—C’est-à-dire, reprit le prince en reculant, autant que ma dignité ne sera pas compromise et que l’on ne verra nulle part mon nom.

—Et c’est justement lui que nous voudrions! s’écria Fontrailles, un peu plus à son aise... Tenez, monseigneur, il y a déjà quelques noms à mettre à la suite du vôtre, et qui ne craignent pas de s’inscrire, je vous les dirai sur-le-champ si vous voulez...

—Mais, mais, mais... dit le duc d’Orléans avec un peu d’effroi, savez-vous que c’est une conjuration que vous me proposez là tout simplement?...

—Fi donc! fi donc! monseigneur, des gens d’honneur comme nous! une conjuration! ah! du tout! une ligue, tout au plus; un petit accord pour donner la direction au vœu unanime de la nation et de la cour: voilà tout!

—Mais... mais cela n’est pas clair, car enfin cette affaire ne serait ni générale ni publique: donc ce serait une conjuration; vous n’avoueriez pas que vous en êtes?

—Moi, monseigneur? pardonnez-moi, à toute la terre, puisque tout le royaume en est déjà, et je suis du royaume.

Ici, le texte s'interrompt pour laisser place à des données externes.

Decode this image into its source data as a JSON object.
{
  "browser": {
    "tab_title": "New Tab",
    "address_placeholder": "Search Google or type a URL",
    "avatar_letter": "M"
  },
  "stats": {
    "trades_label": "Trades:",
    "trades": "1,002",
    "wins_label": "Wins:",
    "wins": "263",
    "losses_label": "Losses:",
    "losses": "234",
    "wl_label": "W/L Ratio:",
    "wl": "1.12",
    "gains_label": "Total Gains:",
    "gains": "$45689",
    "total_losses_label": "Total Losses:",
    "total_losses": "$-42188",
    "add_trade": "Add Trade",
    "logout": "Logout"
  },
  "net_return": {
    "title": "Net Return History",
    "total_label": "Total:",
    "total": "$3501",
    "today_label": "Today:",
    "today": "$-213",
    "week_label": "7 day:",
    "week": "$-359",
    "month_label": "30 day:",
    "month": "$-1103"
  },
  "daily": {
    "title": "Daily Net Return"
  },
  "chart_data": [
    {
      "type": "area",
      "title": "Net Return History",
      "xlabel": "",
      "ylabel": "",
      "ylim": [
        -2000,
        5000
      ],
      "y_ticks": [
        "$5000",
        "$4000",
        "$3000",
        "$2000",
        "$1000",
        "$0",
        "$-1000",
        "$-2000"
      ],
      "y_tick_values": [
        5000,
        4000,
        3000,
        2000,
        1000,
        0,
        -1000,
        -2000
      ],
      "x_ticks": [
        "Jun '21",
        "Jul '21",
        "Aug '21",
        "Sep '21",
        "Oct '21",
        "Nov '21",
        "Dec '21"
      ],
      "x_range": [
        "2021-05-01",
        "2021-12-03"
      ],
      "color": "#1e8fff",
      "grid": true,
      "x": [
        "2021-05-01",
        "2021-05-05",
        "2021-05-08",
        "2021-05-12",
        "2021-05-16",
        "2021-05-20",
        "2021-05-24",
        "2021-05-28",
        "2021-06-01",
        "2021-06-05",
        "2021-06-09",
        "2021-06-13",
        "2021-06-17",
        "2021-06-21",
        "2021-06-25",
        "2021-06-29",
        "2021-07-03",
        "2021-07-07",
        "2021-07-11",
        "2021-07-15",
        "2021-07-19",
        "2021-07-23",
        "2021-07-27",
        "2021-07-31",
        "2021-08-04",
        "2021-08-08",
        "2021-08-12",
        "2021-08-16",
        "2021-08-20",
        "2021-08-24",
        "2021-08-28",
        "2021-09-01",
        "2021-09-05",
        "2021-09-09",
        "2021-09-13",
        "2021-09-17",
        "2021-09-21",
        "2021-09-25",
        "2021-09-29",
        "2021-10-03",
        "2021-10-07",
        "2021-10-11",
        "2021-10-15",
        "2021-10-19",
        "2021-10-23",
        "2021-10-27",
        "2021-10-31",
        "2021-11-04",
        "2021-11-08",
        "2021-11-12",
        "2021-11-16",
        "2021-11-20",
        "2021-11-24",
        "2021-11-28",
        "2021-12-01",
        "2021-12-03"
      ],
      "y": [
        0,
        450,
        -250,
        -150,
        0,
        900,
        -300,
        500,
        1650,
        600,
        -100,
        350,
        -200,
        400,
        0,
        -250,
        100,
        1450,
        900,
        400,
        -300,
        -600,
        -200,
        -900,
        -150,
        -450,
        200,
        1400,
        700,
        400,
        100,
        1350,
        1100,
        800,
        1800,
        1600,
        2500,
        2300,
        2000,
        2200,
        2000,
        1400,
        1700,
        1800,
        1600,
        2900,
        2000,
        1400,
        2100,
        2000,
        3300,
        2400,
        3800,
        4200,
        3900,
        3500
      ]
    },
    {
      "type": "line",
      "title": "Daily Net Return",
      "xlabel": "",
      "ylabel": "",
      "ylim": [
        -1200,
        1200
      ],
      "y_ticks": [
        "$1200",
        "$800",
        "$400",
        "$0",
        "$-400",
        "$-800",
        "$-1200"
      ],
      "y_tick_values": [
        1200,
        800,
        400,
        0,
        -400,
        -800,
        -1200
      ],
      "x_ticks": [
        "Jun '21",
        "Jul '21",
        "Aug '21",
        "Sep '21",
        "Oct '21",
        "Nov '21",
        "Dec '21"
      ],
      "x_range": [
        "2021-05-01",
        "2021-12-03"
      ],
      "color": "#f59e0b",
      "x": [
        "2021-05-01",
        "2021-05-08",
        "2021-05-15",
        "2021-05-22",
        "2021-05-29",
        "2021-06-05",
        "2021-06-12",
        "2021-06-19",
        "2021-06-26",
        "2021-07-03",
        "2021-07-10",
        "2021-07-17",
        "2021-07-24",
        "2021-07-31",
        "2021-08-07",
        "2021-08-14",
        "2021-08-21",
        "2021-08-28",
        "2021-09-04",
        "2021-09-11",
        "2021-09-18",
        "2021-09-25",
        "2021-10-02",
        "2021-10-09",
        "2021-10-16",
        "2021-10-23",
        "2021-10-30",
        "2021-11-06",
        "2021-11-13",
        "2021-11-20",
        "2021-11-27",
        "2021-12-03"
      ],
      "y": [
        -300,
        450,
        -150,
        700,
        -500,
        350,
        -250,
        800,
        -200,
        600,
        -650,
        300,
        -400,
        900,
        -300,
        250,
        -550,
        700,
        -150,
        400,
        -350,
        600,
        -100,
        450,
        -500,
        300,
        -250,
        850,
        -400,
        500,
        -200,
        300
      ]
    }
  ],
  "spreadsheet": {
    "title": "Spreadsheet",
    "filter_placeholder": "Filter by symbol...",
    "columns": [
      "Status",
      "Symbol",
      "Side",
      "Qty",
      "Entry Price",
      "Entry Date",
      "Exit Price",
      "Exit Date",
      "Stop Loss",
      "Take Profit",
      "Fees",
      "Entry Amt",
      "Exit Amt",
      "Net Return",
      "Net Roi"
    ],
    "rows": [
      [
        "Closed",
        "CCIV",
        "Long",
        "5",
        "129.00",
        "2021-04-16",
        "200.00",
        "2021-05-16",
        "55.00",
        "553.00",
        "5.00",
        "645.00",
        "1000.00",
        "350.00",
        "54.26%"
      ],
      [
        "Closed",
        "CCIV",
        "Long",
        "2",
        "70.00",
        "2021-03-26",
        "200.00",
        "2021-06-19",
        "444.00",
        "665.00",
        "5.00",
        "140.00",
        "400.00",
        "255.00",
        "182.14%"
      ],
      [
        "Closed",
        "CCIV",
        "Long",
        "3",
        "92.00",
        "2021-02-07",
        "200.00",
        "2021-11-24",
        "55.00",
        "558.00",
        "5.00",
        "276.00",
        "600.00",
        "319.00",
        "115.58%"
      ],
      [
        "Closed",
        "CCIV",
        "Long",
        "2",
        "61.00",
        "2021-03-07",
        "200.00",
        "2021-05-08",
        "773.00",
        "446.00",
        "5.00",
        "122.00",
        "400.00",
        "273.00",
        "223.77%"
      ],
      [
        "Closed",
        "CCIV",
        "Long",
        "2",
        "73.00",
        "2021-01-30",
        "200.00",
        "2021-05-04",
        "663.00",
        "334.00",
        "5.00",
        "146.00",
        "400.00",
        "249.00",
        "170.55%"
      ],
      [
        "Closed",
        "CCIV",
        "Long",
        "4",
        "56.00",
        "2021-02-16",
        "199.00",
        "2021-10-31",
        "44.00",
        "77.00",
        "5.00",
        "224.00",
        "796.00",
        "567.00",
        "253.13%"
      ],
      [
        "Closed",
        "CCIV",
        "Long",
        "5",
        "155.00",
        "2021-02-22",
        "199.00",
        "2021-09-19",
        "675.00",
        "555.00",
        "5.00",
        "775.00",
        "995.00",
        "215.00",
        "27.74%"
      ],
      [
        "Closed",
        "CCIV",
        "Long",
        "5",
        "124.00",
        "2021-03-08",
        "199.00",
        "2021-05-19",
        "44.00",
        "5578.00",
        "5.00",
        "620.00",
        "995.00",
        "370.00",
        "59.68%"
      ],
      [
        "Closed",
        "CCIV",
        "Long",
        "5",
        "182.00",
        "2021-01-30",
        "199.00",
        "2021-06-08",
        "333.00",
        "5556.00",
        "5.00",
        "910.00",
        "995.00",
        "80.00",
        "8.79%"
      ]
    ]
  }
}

Eh! qui ne mettrait son nom après celui de MM. de Bouillon et de Cinq-Mars?...

—Après, peut-être, mais avant? dit Gaston en fixant ses regards sur Fontrailles, et plus finement qu’il ne s’y attendait.

Celui-ci sembla hésiter un moment...

—Eh bien, que ferait Monsieur, si je lui disais des noms après lesquels il pût mettre le sien?

—Ah! ah! voilà qui est plaisant, reprit le prince en riant; savez-vous qu’au-dessus du mien il n’y en a pas beaucoup? Je n’en vois qu’un.